I’ve had quail several times before, and I grew fond of it more and more on each occasion. It’s definitely more chewy than chicken and it resembles from this point of view with duck breast. I’d rather place it in the dark meat category, it has an earthy, rich taste and a subtle gamey flavor. This quail soup manages to preserve that lovely aroma, it is tasty, rich and nutritious; also, homemade duck noodles are a wonderful addition to this flavorful soup. Since it’s may, I thought it would have been terrible if I didn’t use spring vegetables, freshly picked from my own veggie garden. I seldom use a bouquet garni for soups, but I found that the freshness of the thyme and the earthiness of the sage complements wonderfully the gaminess of the quail.

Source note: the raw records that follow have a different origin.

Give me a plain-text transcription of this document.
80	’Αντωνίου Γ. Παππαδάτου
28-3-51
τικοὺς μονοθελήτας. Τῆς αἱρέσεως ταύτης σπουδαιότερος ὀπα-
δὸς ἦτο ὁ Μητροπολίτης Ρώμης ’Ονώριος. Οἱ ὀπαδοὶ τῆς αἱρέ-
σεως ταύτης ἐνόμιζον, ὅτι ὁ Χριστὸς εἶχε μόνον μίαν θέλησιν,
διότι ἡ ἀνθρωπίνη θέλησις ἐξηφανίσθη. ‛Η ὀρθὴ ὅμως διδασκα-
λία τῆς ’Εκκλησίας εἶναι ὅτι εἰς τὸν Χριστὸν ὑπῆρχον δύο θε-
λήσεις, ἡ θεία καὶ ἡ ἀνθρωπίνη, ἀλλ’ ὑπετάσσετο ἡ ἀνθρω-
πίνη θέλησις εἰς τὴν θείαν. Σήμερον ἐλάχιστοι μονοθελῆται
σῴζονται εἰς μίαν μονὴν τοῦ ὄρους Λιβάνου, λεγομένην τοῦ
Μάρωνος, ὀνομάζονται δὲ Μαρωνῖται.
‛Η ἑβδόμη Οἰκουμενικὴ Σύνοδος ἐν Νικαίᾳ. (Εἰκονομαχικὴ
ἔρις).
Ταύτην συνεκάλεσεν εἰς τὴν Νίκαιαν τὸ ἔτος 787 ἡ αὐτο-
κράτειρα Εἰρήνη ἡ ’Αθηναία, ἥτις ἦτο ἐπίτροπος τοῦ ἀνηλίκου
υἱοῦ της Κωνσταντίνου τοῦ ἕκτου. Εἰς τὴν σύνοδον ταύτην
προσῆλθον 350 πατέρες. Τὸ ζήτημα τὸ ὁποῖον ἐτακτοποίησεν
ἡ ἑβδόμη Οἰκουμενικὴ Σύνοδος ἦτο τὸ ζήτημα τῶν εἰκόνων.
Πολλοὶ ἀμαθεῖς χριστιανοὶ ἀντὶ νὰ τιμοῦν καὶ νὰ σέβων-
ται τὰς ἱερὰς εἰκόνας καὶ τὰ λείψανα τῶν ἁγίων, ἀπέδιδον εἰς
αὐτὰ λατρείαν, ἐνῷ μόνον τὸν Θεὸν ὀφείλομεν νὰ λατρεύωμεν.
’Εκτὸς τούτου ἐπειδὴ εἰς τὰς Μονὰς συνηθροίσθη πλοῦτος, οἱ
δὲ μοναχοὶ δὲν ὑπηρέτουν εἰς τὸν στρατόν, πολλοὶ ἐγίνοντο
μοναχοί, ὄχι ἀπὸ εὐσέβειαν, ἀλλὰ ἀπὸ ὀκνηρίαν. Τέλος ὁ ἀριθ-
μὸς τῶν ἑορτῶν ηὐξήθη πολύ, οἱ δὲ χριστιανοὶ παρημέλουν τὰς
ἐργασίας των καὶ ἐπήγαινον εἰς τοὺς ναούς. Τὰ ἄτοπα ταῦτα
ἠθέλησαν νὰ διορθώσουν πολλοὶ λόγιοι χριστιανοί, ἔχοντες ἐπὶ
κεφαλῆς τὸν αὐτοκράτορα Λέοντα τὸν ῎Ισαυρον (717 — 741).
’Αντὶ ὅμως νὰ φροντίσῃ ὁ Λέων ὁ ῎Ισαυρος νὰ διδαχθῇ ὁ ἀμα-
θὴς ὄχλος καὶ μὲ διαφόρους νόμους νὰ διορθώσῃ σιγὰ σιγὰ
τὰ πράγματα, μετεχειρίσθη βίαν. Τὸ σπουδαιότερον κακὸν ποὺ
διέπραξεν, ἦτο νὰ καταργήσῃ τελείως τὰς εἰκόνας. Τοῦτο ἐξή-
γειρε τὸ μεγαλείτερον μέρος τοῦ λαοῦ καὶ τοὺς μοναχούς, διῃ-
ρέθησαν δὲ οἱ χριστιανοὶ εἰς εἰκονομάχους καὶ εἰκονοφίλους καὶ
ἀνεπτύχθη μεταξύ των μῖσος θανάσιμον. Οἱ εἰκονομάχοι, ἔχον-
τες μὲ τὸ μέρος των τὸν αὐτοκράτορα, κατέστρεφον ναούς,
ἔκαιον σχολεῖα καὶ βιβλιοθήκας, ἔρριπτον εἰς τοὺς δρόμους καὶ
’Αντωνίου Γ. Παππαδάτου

Ingredients (for 4 servings):
- 4 quails
- 2 l of water
- 1 onion
- 100g spring carrots
- 30g spring parsnip and parsley root
- 1 stalk of celery
- bouquet garni (parsley, thyme and sage)
- 1 tsp salt
- 7 – 8 peppercorns
- a handful of noodles (I used this recipe) – 30g
- Wash the quails several times insisting on their cavities. Place a large saucepan over low – medium heat and add the quails and the water.
- Add the onion, salt and peppercorns. Bring the pot to a boil and using a tablespoon, discard the dark froth that will rise on the surface.
- When the liquid starts to simmer, reduce the heat to low and boil the soup for 30 minutes.
- After 30 minutes add the carrots, parsnip, parsley and bouquet garni and simmer for further 50 – 60 minutes.
- Leave the soup to cool down and using a colander, strain the soup.
- Debone the quail and use the meat for any other purpose.
- Before serving, bring the soup to a boil, add the noodles and simmer them over low heat for 2 minutes. Season with salt, only if necessary and serve hot.